INDICATIONS     CONTRA-INDICATIONS     DOSAGE     SIDE-EFFECTS     PREGNANCY     OVERDOSE     IDENTIFICATION     PATIENT INFORMATION

Logo BRUFEN RETARD: Tablets
SCHEDULING STATUS
Schedule 3

PROPRIETARY NAME
(and dosage form)

BRUFEN RETARD: Tablets

COMPOSITION
Each film-coated tablet contains 800 mg of Ibuprofen in a sustained release form.

PHARMACOLOGICAL CLASSIFICATION
A/3.1/Antirheumatics (Anti-inflammatory agents)

PHARMACOLOGICAL ACTION
Chemically, Ibuprofen is described as 2-(4-isobutylphenyl)propionic acid and is a non-steroidal compound, which exhibits high levels of anti-inflammatory, analgesic and antipyretic activities necessary for the effective treatment of rheumatoid arthritis and osteo-arthritis.

Specific studies confirm that BRUFEN RETARD possesses anti-inflammatory, analgesic and antipyretic properties in animal tests. Glucocorticoid activity is absent.

BRUFEN RETARD tablets are specially formulated to allow the gradual release of active substance giving stable levels and a prolonged duration of effect over the dosage interval. There is no evidence of accumulation. Two major metabolites of Ibuprofen have been isolated from human urine. They are (+)2,4 (2-hydroxy-2-methylpropyl) phenylpropionic acid (metabolite A) and (+)2,4 (2-carboxylpropyl) phenylpropionic acid (metabolite B). The rate of absorption may be delayed by food and higher plasma concentrations (Cmax) may also be obtained when taken with food.
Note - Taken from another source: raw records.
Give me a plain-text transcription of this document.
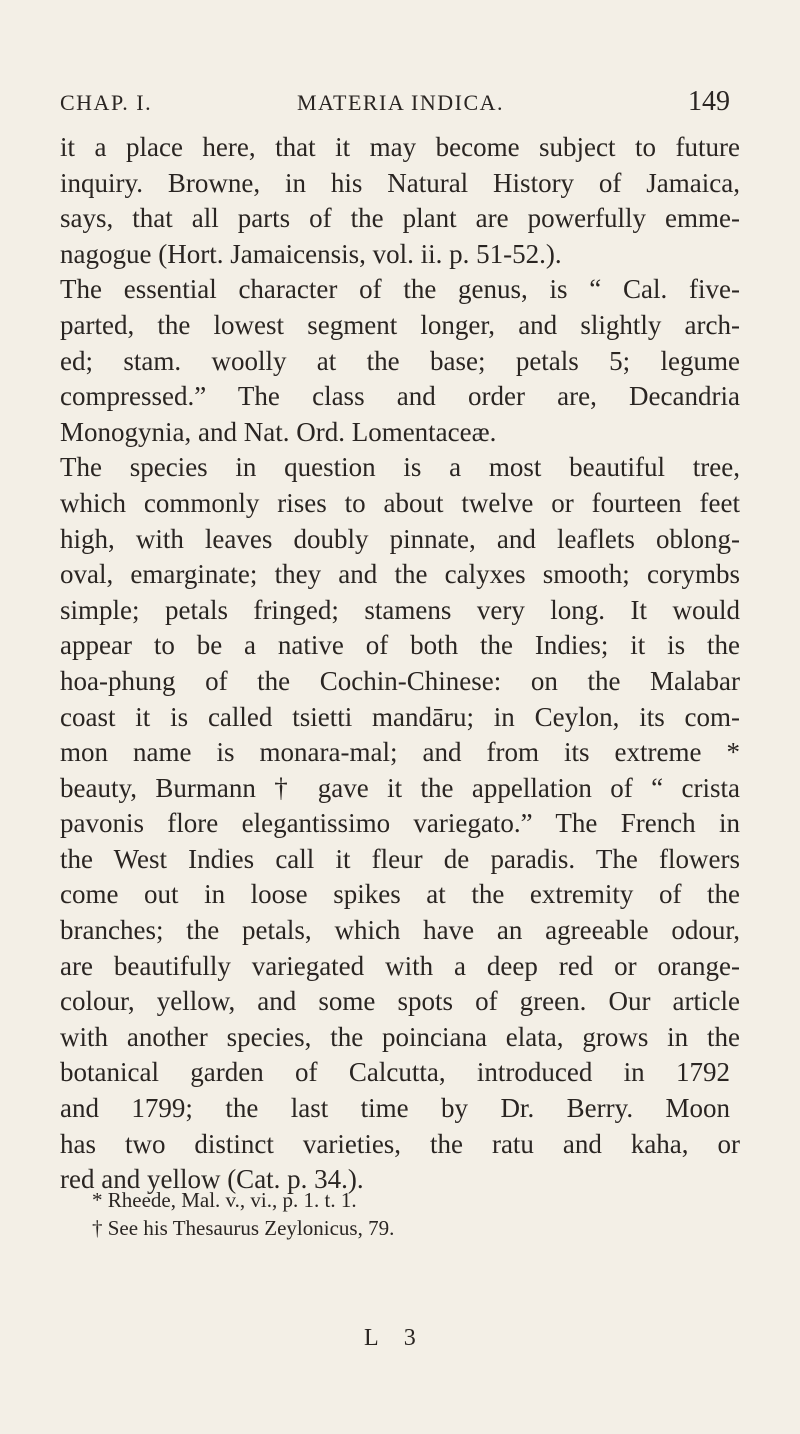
CHAP. I.	MATERIA INDICA.	149
it a place here, that it may become subject to future
inquiry. Browne, in his Natural History of Jamaica,
says, that all parts of the plant are powerfully emme-
nagogue (Hort. Jamaicensis, vol. ii. p. 51-52.).
The essential character of the genus, is “ Cal. five-
parted, the lowest segment longer, and slightly arch-
ed; stam. woolly at the base; petals 5; legume
compressed.” The class and order are, Decandria
Monogynia, and Nat. Ord. Lomentaceæ.
The species in question is a most beautiful tree,
which commonly rises to about twelve or fourteen feet
high, with leaves doubly pinnate, and leaflets oblong-
oval, emarginate; they and the calyxes smooth; corymbs
simple; petals fringed; stamens very long. It would
appear to be a native of both the Indies; it is the
hoa-phung of the Cochin-Chinese: on the Malabar
coast it is called tsietti mandāru; in Ceylon, its com-
mon name is monara-mal; and from its extreme *
beauty, Burmann † gave it the appellation of “ crista
pavonis flore elegantissimo variegato.” The French in
the West Indies call it fleur de paradis. The flowers
come out in loose spikes at the extremity of the
branches; the petals, which have an agreeable odour,
are beautifully variegated with a deep red or orange-
colour, yellow, and some spots of green. Our article
with another species, the poinciana elata, grows in the
botanical garden of Calcutta, introduced in 1792
and 1799; the last time by Dr. Berry. Moon
has two distinct varieties, the ratu and kaha, or
red and yellow (Cat. p. 34.).
* Rheede, Mal. v., vi., p. 1. t. 1.
† See his Thesaurus Zeylonicus, 79.
L 3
The levels in human serum of both metabolites have been measured after single and repeated doses. About 60% of a dose is excreted in the urine, and the excretory products are in the form of either free or conjugated metabolites A and B. No Ibuprofen is found.

INDICATIONS
BRUFEN RETARD is indicated for its analgesic and anti-inflammatory effect in the treatment of rheumatoid arthritis (including juvenile rheumatoid arthritis or Still's disease), ankylosing spondylitis, and osteo-arthritis. BRUFEN RETARD is indicated in the treatment of non-articular rheumatism including fibrositis. BRUFEN RETARD is indicated in periarticular conditions such as frozen shoulder (capsulitis), bursitis, tendinitis, tenosynovitis and low-back pain. BRUFEN RETARD can also be used in soft-tissue injuries such as sprains and strains. BRUFEN RETARD is also indicated for its analgesic effect in the relief of mild to moderate pain such as dysmenorrhoea, dental, post-episiotomy pain and post-partum pain.

CONTRA-INDICATIONS
BRUFEN RETARD should not be given to patients with peptic ulceration. The safety of BRUFEN RETARD in pregnancy has not been established.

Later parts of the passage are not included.